With the ban lifted, no one knows whether prices will rise abroad and fall here, or just rise abroad. That’s for markets to decide. The last thing we want, however, is the bipartisan Dorgan-Snowe Senate bill, which would lift the ban and then prohibit companies from “gaming the system” — limiting supplies or raising prices abroad. In effect, the sponsors want to freeze the current situation, then import below-cost drugs from abroad — at those prices. The sponsors seem not to appreciate that the only reason a company can sell a drug for $20 in Germany is because it’s sold for $100 in America. The bill would actually import foreign price controls, and that would be the end of future R&D and the miracle drugs it produces.

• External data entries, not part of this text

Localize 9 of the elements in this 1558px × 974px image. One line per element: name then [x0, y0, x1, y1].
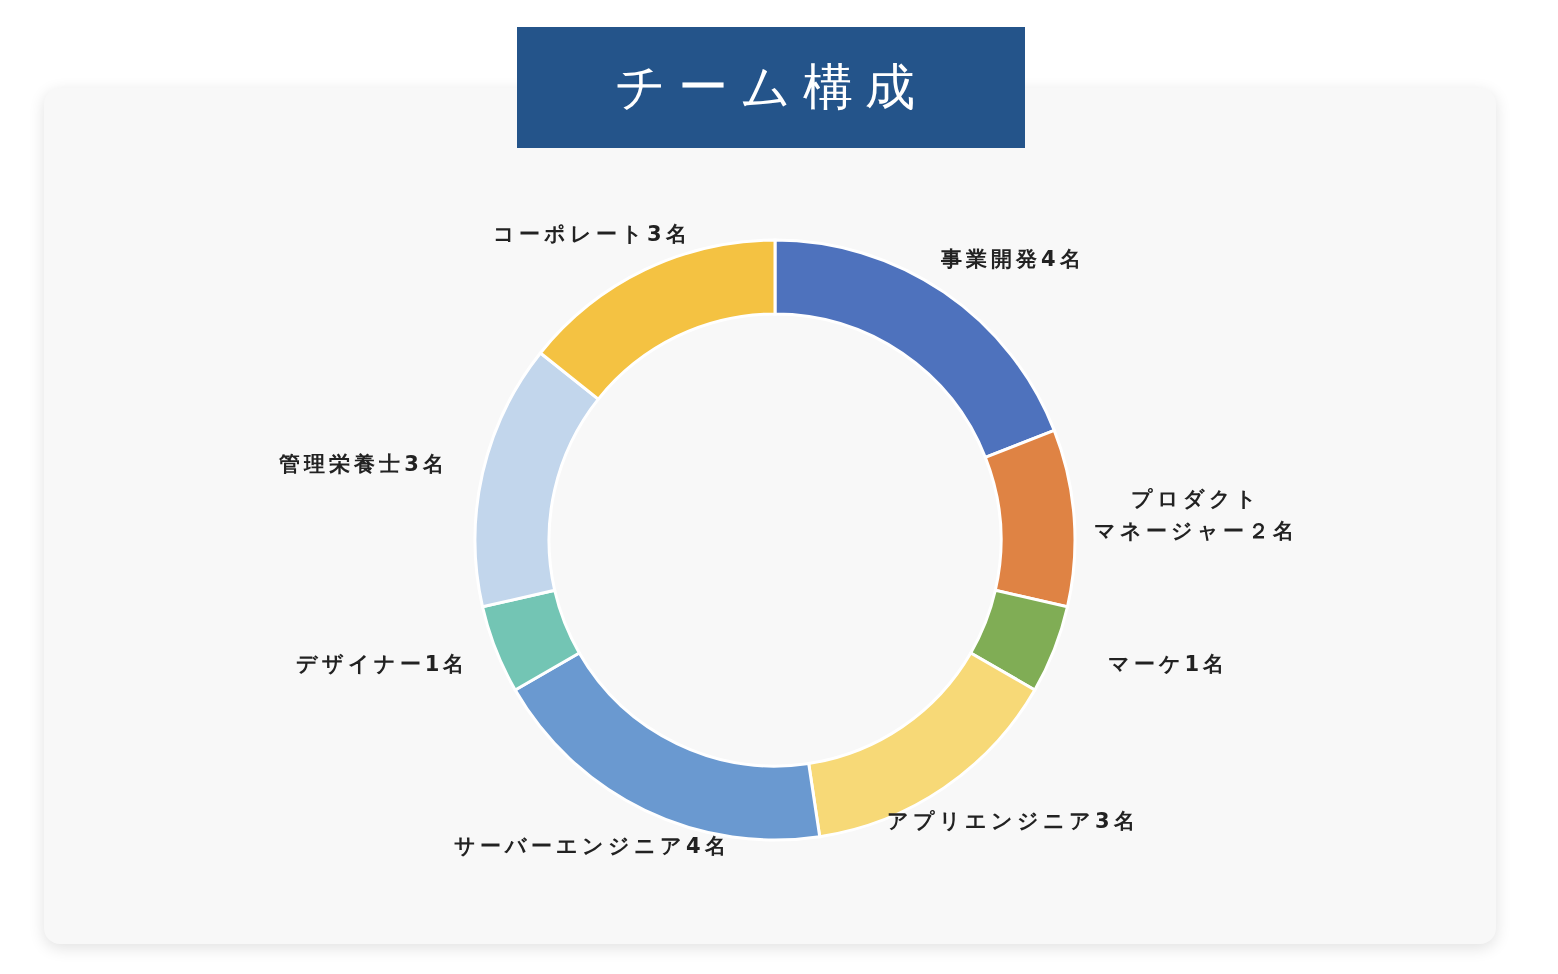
slice-label: 管理栄養士3名: [278, 452, 448, 477]
slice-label: デザイナー1名: [295, 652, 469, 677]
slice-label: マーケ1名: [1107, 652, 1229, 677]
slice-label: アプリエンジニア3名: [886, 808, 1139, 833]
slice-label: プロダクトマネージャー２名: [1093, 486, 1298, 543]
slice-label: サーバーエンジニア4名: [454, 834, 730, 859]
chart-title: チーム構成: [517, 27, 1025, 148]
slice-label: 事業開発4名: [939, 247, 1085, 272]
slice-label: コーポレート3名: [493, 221, 691, 246]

Opponents of lifting the ban say that if we “forced” market practices on the world, countries would balk at paying those prices and would steal American patents. But a close reading of the WTO Trips Agreement, protecting intellectual property, should allay those fears. The administration needs to watch the issue, however; and in treaty negotiations it should encourage a clear separation of commercial and charitable undertakings. In particular, the “compulsory licensing” arrangements designed to help poor countries with their drug needs should be scrapped in favor of a more market-oriented approach to this problem.
Drug reimportation is thus more complex than at first it seems, but as with so many other issues on the public’s plate today, a healthy dose of market principles is the right prescription.